The goal of skills-based practices is to create a more equitable process, where the only factor hiring managers are using to judge somebody is their ability to do the job. Building a process that focuses on a candidate’s skills instead of their race, gender, or background can reduce bias and create a more diverse workforce. For example, when the Mercy Health Regional Talent Acquisition team, which fills over 3,100 positions per year started focusing on candidate’s skills they increased their hiring diversity (non-white new hires) from an 18 percent baseline to 38 percent.

Avoid costly turnover and protect your ROI

“When I look at Skillful’s tools and skills-based hiring practices, I link them back to return on investment and profit margins,” said Steve Busch. Steve operates a human resources consulting practice that focuses on talent management, leadership development, and vocational education and attended the Skillful Talent Series last year. He remembered a specific exercise he did during one Skillful Talent Series training, where the facilitator helped employers calculate their turnover cost. “You have the dollar amount of how much that turnover is going to cost and you can multiply that times the number of people that are turned over in that organization.  It could cost you ten thousand dollars every single time somebody leaves, quits or gets fired because of the bad fit because you didn’t hire them correctly. If you ask an employer what’s your gross margin? If it’s 10% you just had $10,000 in cost because you lost an employee, the company has to come up with $100,000 in new revenue to cover that cost,” Steve explained. “If you make that argument to the appropriate financial people in an organization, you’re going to have skill-based practices implemented very quickly.”

Steve utilizes skills-based practices and tools when working with businesses to help them throughout their talent management process. With over 25 years of experience as a human resources executive, Steve has been trained in various employee selection processes, but tells us he likes Skillful’s tools because “they’re quick and easy to implement.”

“Employers don’t budget for unplanned employee turnover, we don’t forecast for it, we don’t have insurance for it, it hits you and it hits you hard.”

Steve tells employers they need to take the time upfront to use the tools to design a job description that is relevant and tailored to that position because there’s no insurance for turnover. He says, “Employers don’t budget for unplanned employee turnover, we don’t forecast for it, we don’t have insurance for it, it hits you and it hits you hard.”

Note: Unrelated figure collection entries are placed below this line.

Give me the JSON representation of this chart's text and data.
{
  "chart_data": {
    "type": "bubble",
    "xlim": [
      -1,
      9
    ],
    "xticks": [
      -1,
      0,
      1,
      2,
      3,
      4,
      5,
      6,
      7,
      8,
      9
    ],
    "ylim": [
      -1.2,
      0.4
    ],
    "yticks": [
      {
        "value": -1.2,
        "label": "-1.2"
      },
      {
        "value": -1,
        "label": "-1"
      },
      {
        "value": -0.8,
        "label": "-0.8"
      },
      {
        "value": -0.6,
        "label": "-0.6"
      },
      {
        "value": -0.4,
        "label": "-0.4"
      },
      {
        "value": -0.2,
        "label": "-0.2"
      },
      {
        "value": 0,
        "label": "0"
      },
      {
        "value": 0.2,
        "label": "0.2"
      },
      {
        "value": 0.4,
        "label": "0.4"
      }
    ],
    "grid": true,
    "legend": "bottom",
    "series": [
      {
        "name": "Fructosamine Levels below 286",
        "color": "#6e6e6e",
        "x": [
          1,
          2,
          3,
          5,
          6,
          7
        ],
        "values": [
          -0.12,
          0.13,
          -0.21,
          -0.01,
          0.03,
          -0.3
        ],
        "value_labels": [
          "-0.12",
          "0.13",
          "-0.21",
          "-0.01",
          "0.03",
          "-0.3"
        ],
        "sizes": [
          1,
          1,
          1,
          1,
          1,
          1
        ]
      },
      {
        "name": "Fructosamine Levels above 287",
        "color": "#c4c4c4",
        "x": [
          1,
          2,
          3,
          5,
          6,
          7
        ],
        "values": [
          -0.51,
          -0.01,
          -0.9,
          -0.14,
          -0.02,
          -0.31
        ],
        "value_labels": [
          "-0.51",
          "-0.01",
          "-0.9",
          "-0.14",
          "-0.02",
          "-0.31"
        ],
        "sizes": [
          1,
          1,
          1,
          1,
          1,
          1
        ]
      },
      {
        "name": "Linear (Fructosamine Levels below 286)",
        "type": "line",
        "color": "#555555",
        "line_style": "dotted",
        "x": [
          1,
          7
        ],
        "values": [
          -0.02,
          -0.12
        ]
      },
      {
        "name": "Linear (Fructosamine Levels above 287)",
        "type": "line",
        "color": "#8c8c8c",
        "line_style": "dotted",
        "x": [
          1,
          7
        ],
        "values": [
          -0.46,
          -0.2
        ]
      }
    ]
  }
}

Become the employer of choice

According to the Washington Post, 76 percent of employees and job seekers said a diverse workforce was important when evaluating companies and job offers. Skills-based employee selection is great for improving your culture and becoming the employer of choice in very difficult markets. Skills-based employee selection relies on the skills a candidate has or the skills a candidate can learn, rather than proxies for skills like degrees, previous titles, and background. By focusing on skills, hiring managers also decrease their conscious and unconscious bias. 

Provide more equitable employment opportunities

Aside from the monetary benefits employers may get when making skills-based practices their choice for hiring, Steve thinks it’s the employer’s responsibility to the public to provide candidates with more equal employment opportunities. Traditional screening relies on credentials or degree requirements to screen out candidates. For organizations using applicant tracking systems, this step is automated. Often, applicants are reviewed quickly, allowing for biases to impact decisions.

Studies on quick resume screening reveal that people often focus on applicant names, titles, school names, education achieved, and other biases. These biases distract from fairly evaluating candidates' competencies. 

Skills-based screening, on the other hand, can help companies reduce bias and increase diversity and inclusion by focusing on required skills rather than relying on proxies for skills such as a degree or past job title.